Per gli innocenti

El monumento actual a la memoria de los ocho estudiantes de medicina.

Non avevo ancora superato le profonde emozioni suscitate in me dal film cubano Innocence e stavo già pensando di scrivere queste righe. Quando ho letto anni fa il libro Il 27 novembre 1871, di Fermín Valdés Domínguez, ricordo gli stessi sentimenti che emergeva.

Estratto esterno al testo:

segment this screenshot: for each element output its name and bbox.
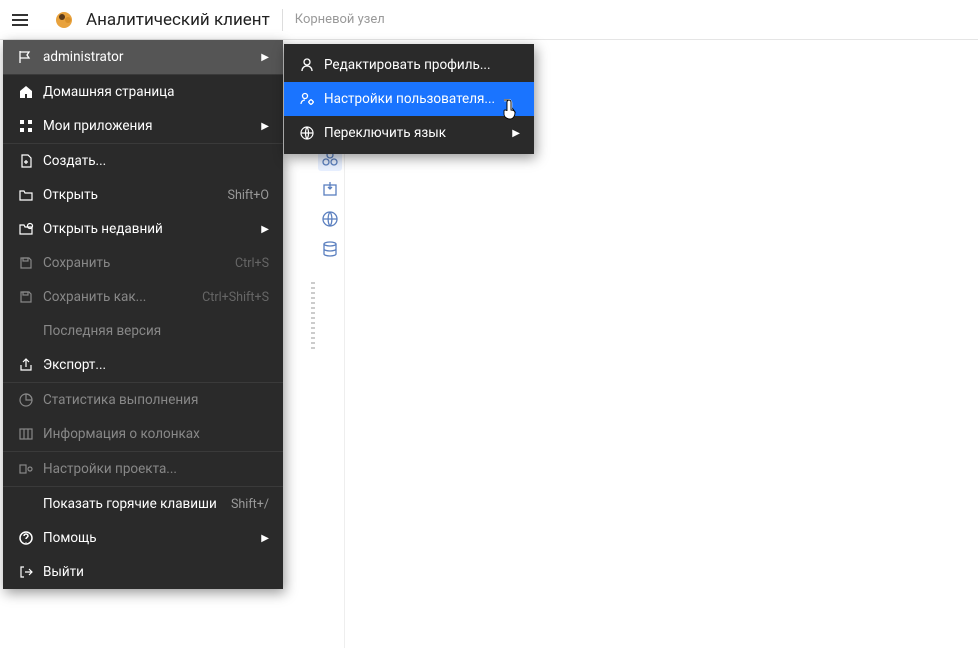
toolbar-web-button[interactable] (318, 207, 342, 231)
content-area (344, 147, 978, 648)
folder-recent-icon (17, 220, 35, 238)
chevron-right-icon: ▶ (261, 121, 269, 132)
folder-open-icon (17, 186, 35, 204)
menu-item-col-info: Информация о колонках (3, 417, 283, 451)
menu-save-as-label: Сохранить как... (43, 289, 194, 305)
menu-item-home[interactable]: Домашняя страница (3, 75, 283, 109)
menu-open-label: Открыть (43, 187, 220, 203)
profile-icon (298, 56, 316, 74)
menu-item-last-version: Последняя версия (3, 314, 283, 348)
menu-create-label: Создать... (43, 153, 269, 169)
menu-item-exec-stats: Статистика выполнения (3, 383, 283, 417)
menu-save-label: Сохранить (43, 255, 227, 271)
main-menu-panel: administrator ▶ Домашняя страница Мои пр… (3, 40, 283, 589)
menu-exit-label: Выйти (43, 564, 269, 580)
submenu-item-edit-profile[interactable]: Редактировать профиль... (284, 48, 534, 82)
globe-icon (298, 124, 316, 142)
submenu-item-user-settings[interactable]: Настройки пользователя... (284, 82, 534, 116)
columns-icon (17, 425, 35, 443)
menu-save-shortcut: Ctrl+S (235, 256, 269, 271)
stats-icon (17, 391, 35, 409)
menu-item-export[interactable]: Экспорт... (3, 348, 283, 382)
apps-grid-icon (17, 117, 35, 135)
help-icon (17, 529, 35, 547)
menu-item-exit[interactable]: Выйти (3, 555, 283, 589)
menu-exec-stats-label: Статистика выполнения (43, 392, 269, 408)
menu-home-label: Домашняя страница (43, 84, 269, 100)
toolbar-import-button[interactable] (318, 177, 342, 201)
chevron-right-icon: ▶ (261, 224, 269, 235)
export-icon (17, 356, 35, 374)
exit-icon (17, 563, 35, 581)
menu-item-create[interactable]: Создать... (3, 144, 283, 178)
toolbar-database-button[interactable] (318, 237, 342, 261)
menu-save-as-shortcut: Ctrl+Shift+S (202, 290, 269, 305)
breadcrumb[interactable]: Корневой узел (295, 12, 385, 27)
menu-col-info-label: Информация о колонках (43, 426, 269, 442)
save-as-icon (17, 288, 35, 306)
menu-item-save: Сохранить Ctrl+S (3, 246, 283, 280)
menu-last-version-label: Последняя версия (43, 323, 269, 339)
save-icon (17, 254, 35, 272)
menu-hotkeys-label: Показать горячие клавиши (43, 496, 223, 512)
header-bar: Аналитический клиент Корневой узел (0, 0, 978, 40)
menu-item-help[interactable]: Помощь ▶ (3, 521, 283, 555)
menu-item-hotkeys[interactable]: Показать горячие клавиши Shift+/ (3, 487, 283, 521)
menu-item-project-settings: Настройки проекта... (3, 452, 283, 486)
chevron-right-icon: ▶ (261, 52, 269, 63)
menu-item-open-recent[interactable]: Открыть недавний ▶ (3, 212, 283, 246)
menu-open-shortcut: Shift+O (228, 188, 269, 203)
menu-item-user[interactable]: administrator ▶ (3, 40, 283, 74)
vertical-toolbar (316, 147, 344, 261)
settings-icon (17, 460, 35, 478)
user-settings-icon (298, 90, 316, 108)
new-file-icon (17, 152, 35, 170)
user-flag-icon (17, 48, 35, 66)
menu-item-save-as: Сохранить как... Ctrl+Shift+S (3, 280, 283, 314)
submenu-edit-profile-label: Редактировать профиль... (324, 57, 520, 73)
menu-open-recent-label: Открыть недавний (43, 221, 255, 237)
app-title: Аналитический клиент (86, 10, 270, 30)
chevron-right-icon: ▶ (261, 533, 269, 544)
chevron-right-icon: ▶ (512, 128, 520, 139)
hamburger-menu-button[interactable] (8, 8, 32, 32)
submenu-item-switch-language[interactable]: Переключить язык ▶ (284, 116, 534, 150)
user-submenu-panel: Редактировать профиль... Настройки польз… (284, 44, 534, 154)
submenu-user-settings-label: Настройки пользователя... (324, 91, 520, 107)
menu-user-label: administrator (43, 49, 255, 65)
menu-help-label: Помощь (43, 530, 255, 546)
submenu-switch-lang-label: Переключить язык (324, 125, 506, 141)
app-logo-icon (50, 6, 78, 34)
menu-export-label: Экспорт... (43, 357, 269, 373)
header-divider (282, 9, 283, 31)
menu-project-settings-label: Настройки проекта... (43, 461, 269, 477)
home-icon (17, 83, 35, 101)
menu-hotkeys-shortcut: Shift+/ (231, 497, 269, 512)
menu-item-open[interactable]: Открыть Shift+O (3, 178, 283, 212)
menu-item-apps[interactable]: Мои приложения ▶ (3, 109, 283, 143)
menu-apps-label: Мои приложения (43, 118, 255, 134)
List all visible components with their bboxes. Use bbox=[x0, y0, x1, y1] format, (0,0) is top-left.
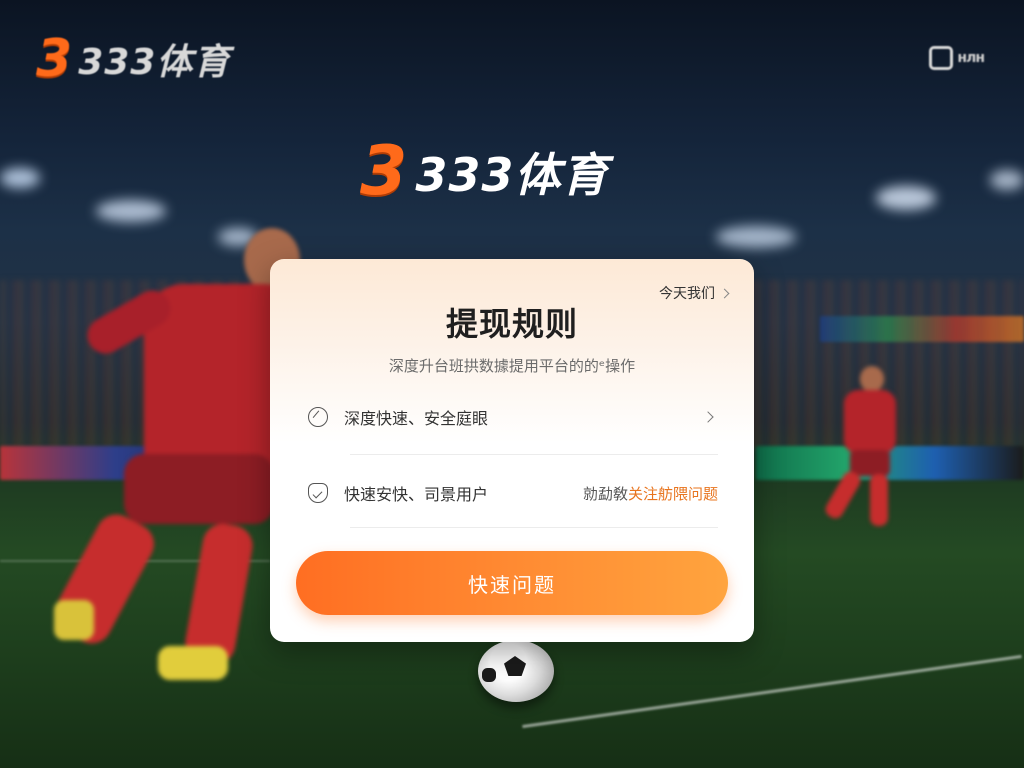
shield-icon bbox=[308, 483, 328, 503]
logo-mark-icon: 3 bbox=[360, 132, 408, 211]
center-logo: 3 333体育 bbox=[360, 134, 608, 210]
compass-icon bbox=[308, 407, 328, 427]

Il straziante film di Alejandro Gil svela un’altra triste pagina del libro nero del colonialismo spagnolo a Cuba, gli eventi storici che si sono conclusi con la crudele sparatoria degli otto studenti di medicina.

I giovani sono stati condannati per il falso reato di profanazione della nicchia mortuaria del giornalista spagnolo Gonzalo Castañón, capitano dei volontari, provocatorio e coraggioso, morto l’anno precedente a Cayo Hueso, durante un confronto con gli emigrati cubani. I Creoli non credevano nella Maya protettiva a prova di proiettile sotto la camicia. Come sotto-film, viene presentata l’instancabile ricerca di Fermín Valdés, il grande amico di José Martí, delle spoglie mortali dei suoi compagni, ma sopratttà della volontà di dimostrare l’innocenza dei suoi fratelli assassinati.

El periodista español Gonzalo Castañón
Il giornalista spagnolo Gonzalo Castañón.

I resti degli otto studenti di medicina sono stati trovati dopo sedici anni di ricerca instancabile, perché la circolare 125 del Vescovato dell’Avana era stata loro applicata, dove è stato stabilito, tra le altre cose, che “le spoglie mortali di coloro che non meritano sepoltura ecclesiastica sono sepolte all’esterno dei cimiteri”, una disposizione che non è stata promulgata per lo scopo utilizzato , ma per coloro che non erano cattolici. Furono poi temporaneamente depositati nella cappella della famiglia Alvarez de la Campa.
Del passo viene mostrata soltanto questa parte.